New York: Harvey Weinstein inculpé de viol et d’agression

 

Le producteur de cinéma Harvey Weinstein, accusé par des dizaines de femmes d’agressions sexuelles, a été inculpé vendredi à New York pour un viol et une agression sexuelle. C’est sa première inculpation depuis les premières allégations contre lui il y a sept mois.

Harvey Weinstein, 66 ans, en veste bleu marine sur pull bleu et chemise claire, était arrivé peu avant 07h30 au commissariat du sud de Manhattan, non loin de là où il avait un temps des bureaux. Attendu par des dizaines de caméras du monde entier, il n’a fait aucune déclaration.

La procureur de Manhattan a précisé qu’il avait été inculpé pour un viol datant de mars 2013 à New York et pour avoir forcé une autre femme à lui faire une fellation en 2004. Il n’a pas précisé l’identité des victimes.

L’homme a ensuite été remis en liberté moyennant une caution d’un million de dollars comptant, le port d’un bracelet électronique et la remise de son passeport aux autorités,

«Non coupable»

Le producteur déchu va plaider «non coupable» à aux chefs d’accusation portés contre lui, a indiqué peu après son avocat new-yorkais, Ben Brafman.

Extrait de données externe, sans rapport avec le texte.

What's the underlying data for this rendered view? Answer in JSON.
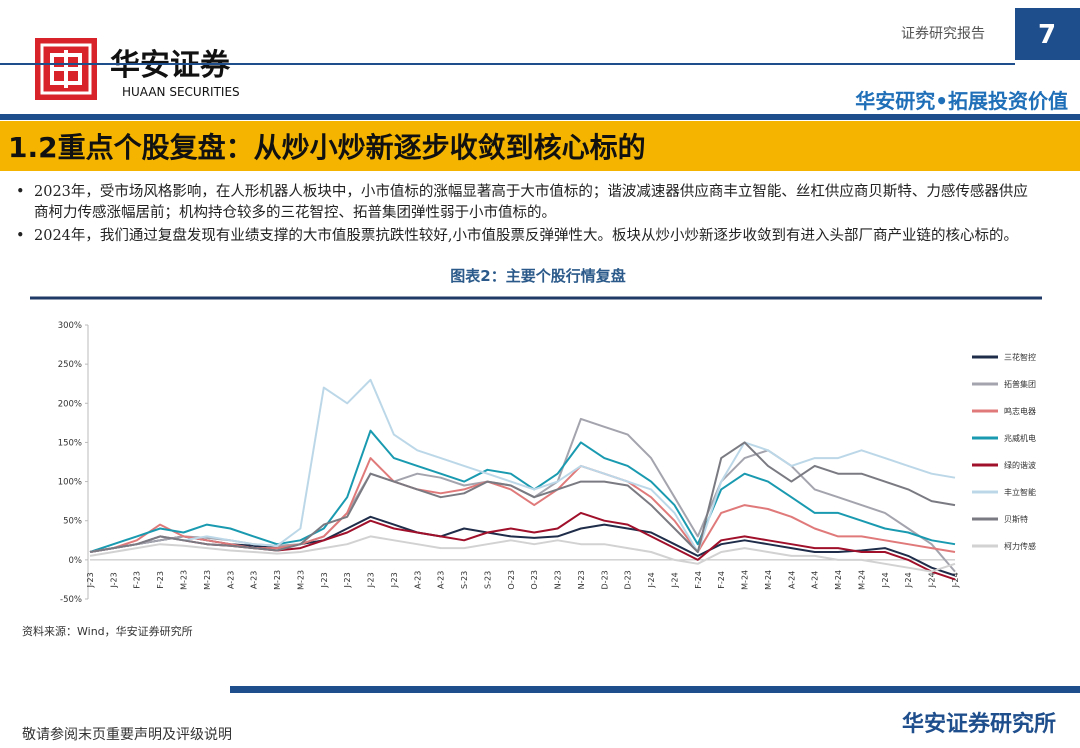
{
  "header": {
    "logo_cn": "华安证券",
    "logo_en": "HUAAN SECURITIES",
    "report_type": "证券研究报告",
    "page_number": "7",
    "slogan": "华安研究•拓展投资价值"
  },
  "title": "1.2重点个股复盘：从炒小炒新逐步收敛到核心标的",
  "bullets": [
    "2023年，受市场风格影响，在人形机器人板块中，小市值标的涨幅显著高于大市值标的；谐波减速器供应商丰立智能、丝杠供应商贝斯特、力感传感器供应商柯力传感涨幅居前；机构持仓较多的三花智控、拓普集团弹性弱于小市值标的。",
    "2024年，我们通过复盘发现有业绩支撑的大市值股票抗跌性较好,小市值股票反弹弹性大。板块从炒小炒新逐步收敛到有进入头部厂商产业链的核心标的。"
  ],
  "chart_data": {
    "type": "line",
    "title": "图表2：主要个股行情复盘",
    "categories": [
      "J-23",
      "J-23",
      "F-23",
      "F-23",
      "M-23",
      "M-23",
      "A-23",
      "A-23",
      "M-23",
      "M-23",
      "J-23",
      "J-23",
      "J-23",
      "J-23",
      "A-23",
      "A-23",
      "S-23",
      "S-23",
      "O-23",
      "O-23",
      "N-23",
      "N-23",
      "D-23",
      "D-23",
      "J-24",
      "J-24",
      "F-24",
      "F-24",
      "M-24",
      "M-24",
      "A-24",
      "A-24",
      "M-24",
      "M-24",
      "J-24",
      "J-24",
      "J-24",
      "J-24"
    ],
    "ylim": [
      -50,
      300
    ],
    "yticks": [
      {
        "value": -50,
        "label": "-50%"
      },
      {
        "value": 0,
        "label": "0%"
      },
      {
        "value": 50,
        "label": "50%"
      },
      {
        "value": 100,
        "label": "100%"
      },
      {
        "value": 150,
        "label": "150%"
      },
      {
        "value": 200,
        "label": "200%"
      },
      {
        "value": 250,
        "label": "250%"
      },
      {
        "value": 300,
        "label": "300%"
      }
    ],
    "legend": "right",
    "series": [
      {
        "name": "三花智控",
        "color": "#1f2d4a",
        "values": [
          10,
          15,
          20,
          25,
          30,
          25,
          20,
          18,
          15,
          20,
          25,
          40,
          55,
          45,
          35,
          30,
          40,
          35,
          30,
          28,
          30,
          40,
          45,
          40,
          35,
          20,
          5,
          20,
          25,
          20,
          15,
          10,
          10,
          12,
          15,
          5,
          -10,
          -20
        ]
      },
      {
        "name": "拓普集团",
        "color": "#a4a4ae",
        "values": [
          10,
          15,
          20,
          25,
          30,
          28,
          25,
          20,
          18,
          20,
          30,
          60,
          110,
          100,
          110,
          105,
          95,
          100,
          95,
          80,
          100,
          180,
          170,
          160,
          130,
          80,
          30,
          100,
          130,
          140,
          120,
          90,
          80,
          70,
          60,
          40,
          20,
          -15
        ]
      },
      {
        "name": "鸣志电器",
        "color": "#e07a7a",
        "values": [
          10,
          15,
          25,
          45,
          30,
          25,
          20,
          15,
          15,
          20,
          30,
          60,
          130,
          100,
          90,
          85,
          90,
          100,
          90,
          70,
          90,
          120,
          110,
          100,
          80,
          50,
          10,
          60,
          70,
          65,
          55,
          40,
          30,
          30,
          25,
          20,
          15,
          10
        ]
      },
      {
        "name": "兆威机电",
        "color": "#1a9ab0",
        "values": [
          10,
          20,
          30,
          40,
          35,
          45,
          40,
          30,
          20,
          25,
          40,
          80,
          165,
          130,
          120,
          110,
          100,
          115,
          110,
          90,
          110,
          150,
          130,
          120,
          100,
          70,
          20,
          90,
          110,
          100,
          80,
          60,
          60,
          50,
          40,
          35,
          25,
          20
        ]
      },
      {
        "name": "绿的谐波",
        "color": "#a0102a",
        "values": [
          10,
          15,
          20,
          30,
          25,
          20,
          18,
          15,
          12,
          15,
          25,
          35,
          50,
          40,
          35,
          30,
          25,
          35,
          40,
          35,
          40,
          60,
          50,
          45,
          30,
          15,
          0,
          25,
          30,
          25,
          20,
          15,
          15,
          10,
          10,
          0,
          -15,
          -25
        ]
      },
      {
        "name": "丰立智能",
        "color": "#bcd8e8",
        "values": [
          10,
          15,
          20,
          30,
          25,
          30,
          25,
          20,
          18,
          40,
          220,
          200,
          230,
          160,
          140,
          130,
          120,
          110,
          100,
          90,
          100,
          120,
          110,
          100,
          90,
          60,
          10,
          100,
          150,
          140,
          120,
          130,
          130,
          140,
          130,
          120,
          110,
          105
        ]
      },
      {
        "name": "贝斯特",
        "color": "#7a7a82",
        "values": [
          10,
          15,
          20,
          30,
          25,
          20,
          18,
          15,
          12,
          20,
          45,
          55,
          110,
          100,
          90,
          80,
          85,
          100,
          95,
          80,
          90,
          100,
          100,
          95,
          70,
          40,
          10,
          130,
          150,
          120,
          100,
          120,
          110,
          110,
          100,
          90,
          75,
          70
        ]
      },
      {
        "name": "柯力传感",
        "color": "#d2d2d2",
        "values": [
          5,
          10,
          15,
          20,
          18,
          15,
          12,
          10,
          8,
          10,
          15,
          20,
          30,
          25,
          20,
          15,
          15,
          20,
          25,
          20,
          25,
          20,
          20,
          15,
          10,
          0,
          -5,
          10,
          15,
          10,
          5,
          5,
          0,
          0,
          -5,
          -10,
          -15,
          -5
        ]
      }
    ]
  },
  "source": "资料来源：Wind，华安证券研究所",
  "footer": {
    "disclaimer": "敬请参阅末页重要声明及评级说明",
    "institute": "华安证券研究所"
  }
}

«Nous avons l’intention d’agir très vite pour que les poursuites soient abandonnées», a ajouté ce ténor du barreau new-yorkais, qui avait obtenu l’abandon des poursuites contre le directeur également déchu du Fonds monétaire international (FMI) Dominique Strauss-Kahn en 2011 dans l’affaire du Sofitel.

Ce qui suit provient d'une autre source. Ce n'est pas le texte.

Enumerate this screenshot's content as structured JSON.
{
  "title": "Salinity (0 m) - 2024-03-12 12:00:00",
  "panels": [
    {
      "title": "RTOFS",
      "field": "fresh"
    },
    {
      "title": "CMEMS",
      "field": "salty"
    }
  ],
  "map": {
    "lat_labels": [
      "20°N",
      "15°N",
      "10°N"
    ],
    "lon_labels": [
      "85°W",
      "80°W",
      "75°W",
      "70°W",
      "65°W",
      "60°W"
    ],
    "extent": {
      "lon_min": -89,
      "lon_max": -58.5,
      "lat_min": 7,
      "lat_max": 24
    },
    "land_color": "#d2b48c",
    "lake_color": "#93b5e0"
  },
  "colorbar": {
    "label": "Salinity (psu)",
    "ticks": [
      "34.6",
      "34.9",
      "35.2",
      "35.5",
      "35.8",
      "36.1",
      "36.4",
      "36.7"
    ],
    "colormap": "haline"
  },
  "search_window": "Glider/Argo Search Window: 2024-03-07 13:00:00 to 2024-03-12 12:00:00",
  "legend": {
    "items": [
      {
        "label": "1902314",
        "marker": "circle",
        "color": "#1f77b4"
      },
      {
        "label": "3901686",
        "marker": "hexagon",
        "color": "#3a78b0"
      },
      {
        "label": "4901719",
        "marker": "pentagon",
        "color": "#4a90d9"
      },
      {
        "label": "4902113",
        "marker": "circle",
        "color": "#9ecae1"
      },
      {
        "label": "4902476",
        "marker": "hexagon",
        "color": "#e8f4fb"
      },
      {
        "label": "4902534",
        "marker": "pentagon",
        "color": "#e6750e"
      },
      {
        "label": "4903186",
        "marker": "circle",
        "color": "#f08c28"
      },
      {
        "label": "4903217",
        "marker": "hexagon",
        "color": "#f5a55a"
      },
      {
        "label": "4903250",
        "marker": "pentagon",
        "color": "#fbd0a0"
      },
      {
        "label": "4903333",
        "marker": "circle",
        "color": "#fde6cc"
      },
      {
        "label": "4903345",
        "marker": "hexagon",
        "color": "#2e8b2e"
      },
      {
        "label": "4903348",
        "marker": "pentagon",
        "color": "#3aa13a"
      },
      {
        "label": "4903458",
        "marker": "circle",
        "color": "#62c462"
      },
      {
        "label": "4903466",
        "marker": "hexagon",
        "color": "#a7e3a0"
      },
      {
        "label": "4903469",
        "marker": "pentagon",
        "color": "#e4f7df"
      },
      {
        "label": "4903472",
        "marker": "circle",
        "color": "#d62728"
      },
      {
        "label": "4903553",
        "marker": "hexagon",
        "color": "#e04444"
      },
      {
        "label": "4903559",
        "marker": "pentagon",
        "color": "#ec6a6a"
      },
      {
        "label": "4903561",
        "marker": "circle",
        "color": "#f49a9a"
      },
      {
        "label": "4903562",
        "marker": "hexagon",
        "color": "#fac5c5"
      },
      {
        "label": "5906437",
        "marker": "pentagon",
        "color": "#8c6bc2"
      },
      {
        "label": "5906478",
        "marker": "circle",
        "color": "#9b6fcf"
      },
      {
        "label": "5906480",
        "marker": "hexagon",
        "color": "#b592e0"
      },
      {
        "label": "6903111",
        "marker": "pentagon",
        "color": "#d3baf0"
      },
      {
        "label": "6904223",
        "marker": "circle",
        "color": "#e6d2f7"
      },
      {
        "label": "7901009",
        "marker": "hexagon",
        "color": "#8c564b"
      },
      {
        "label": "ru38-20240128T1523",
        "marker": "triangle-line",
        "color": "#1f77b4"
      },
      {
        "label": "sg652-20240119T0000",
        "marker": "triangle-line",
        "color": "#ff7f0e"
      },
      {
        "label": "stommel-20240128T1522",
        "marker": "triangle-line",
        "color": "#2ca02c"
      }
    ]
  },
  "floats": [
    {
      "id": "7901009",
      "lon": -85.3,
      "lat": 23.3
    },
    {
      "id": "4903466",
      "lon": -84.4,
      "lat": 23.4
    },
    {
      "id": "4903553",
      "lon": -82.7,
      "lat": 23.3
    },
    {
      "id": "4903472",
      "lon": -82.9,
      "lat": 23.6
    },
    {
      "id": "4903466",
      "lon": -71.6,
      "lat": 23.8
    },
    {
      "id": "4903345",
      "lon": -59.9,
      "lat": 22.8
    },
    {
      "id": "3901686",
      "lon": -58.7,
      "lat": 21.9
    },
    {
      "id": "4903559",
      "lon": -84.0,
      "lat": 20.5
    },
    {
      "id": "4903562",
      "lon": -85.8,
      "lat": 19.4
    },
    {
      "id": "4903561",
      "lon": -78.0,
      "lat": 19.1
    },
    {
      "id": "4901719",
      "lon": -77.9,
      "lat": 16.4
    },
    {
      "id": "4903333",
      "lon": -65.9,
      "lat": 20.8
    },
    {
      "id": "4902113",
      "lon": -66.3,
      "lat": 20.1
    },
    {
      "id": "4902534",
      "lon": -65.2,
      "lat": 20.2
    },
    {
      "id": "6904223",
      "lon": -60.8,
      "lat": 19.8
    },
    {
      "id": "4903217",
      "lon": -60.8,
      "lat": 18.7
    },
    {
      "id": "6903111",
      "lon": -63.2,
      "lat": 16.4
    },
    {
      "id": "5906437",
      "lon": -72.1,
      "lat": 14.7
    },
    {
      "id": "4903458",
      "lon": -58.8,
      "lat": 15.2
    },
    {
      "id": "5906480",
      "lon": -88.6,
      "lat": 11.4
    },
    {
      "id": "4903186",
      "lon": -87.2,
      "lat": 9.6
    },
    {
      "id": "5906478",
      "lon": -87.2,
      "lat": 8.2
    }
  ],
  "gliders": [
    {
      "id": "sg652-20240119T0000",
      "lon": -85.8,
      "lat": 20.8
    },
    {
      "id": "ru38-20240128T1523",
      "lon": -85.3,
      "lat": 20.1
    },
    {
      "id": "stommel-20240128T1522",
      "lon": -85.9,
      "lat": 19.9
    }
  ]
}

«Nous pensons que (les accusations) ne sont pas étayées par des preuves» et que Harvey Weinstein «sera exonéré», a-t-il dit. Le producteur a toujours démenti avoir eu des rapports sexuels «non consentis».

Mouvement #MeToo

Longtemps vénéré dans le monde du cinéma, l’homme, dont les abus ont fait éclater le mouvement #MeToo, avait auparavant été enregistré, sa photo et ses empreintes digitales prises.

Selon plusieurs médias américains, l’accusation d’agression sexuelle émanerait de Lucia Evans, une femme qui a témoigné publiquement dans le passé que M. Weinstein l’avait forcé en 2004 à lui faire une fellation. Aucun détail n’a filtré sur l’accusation de viol.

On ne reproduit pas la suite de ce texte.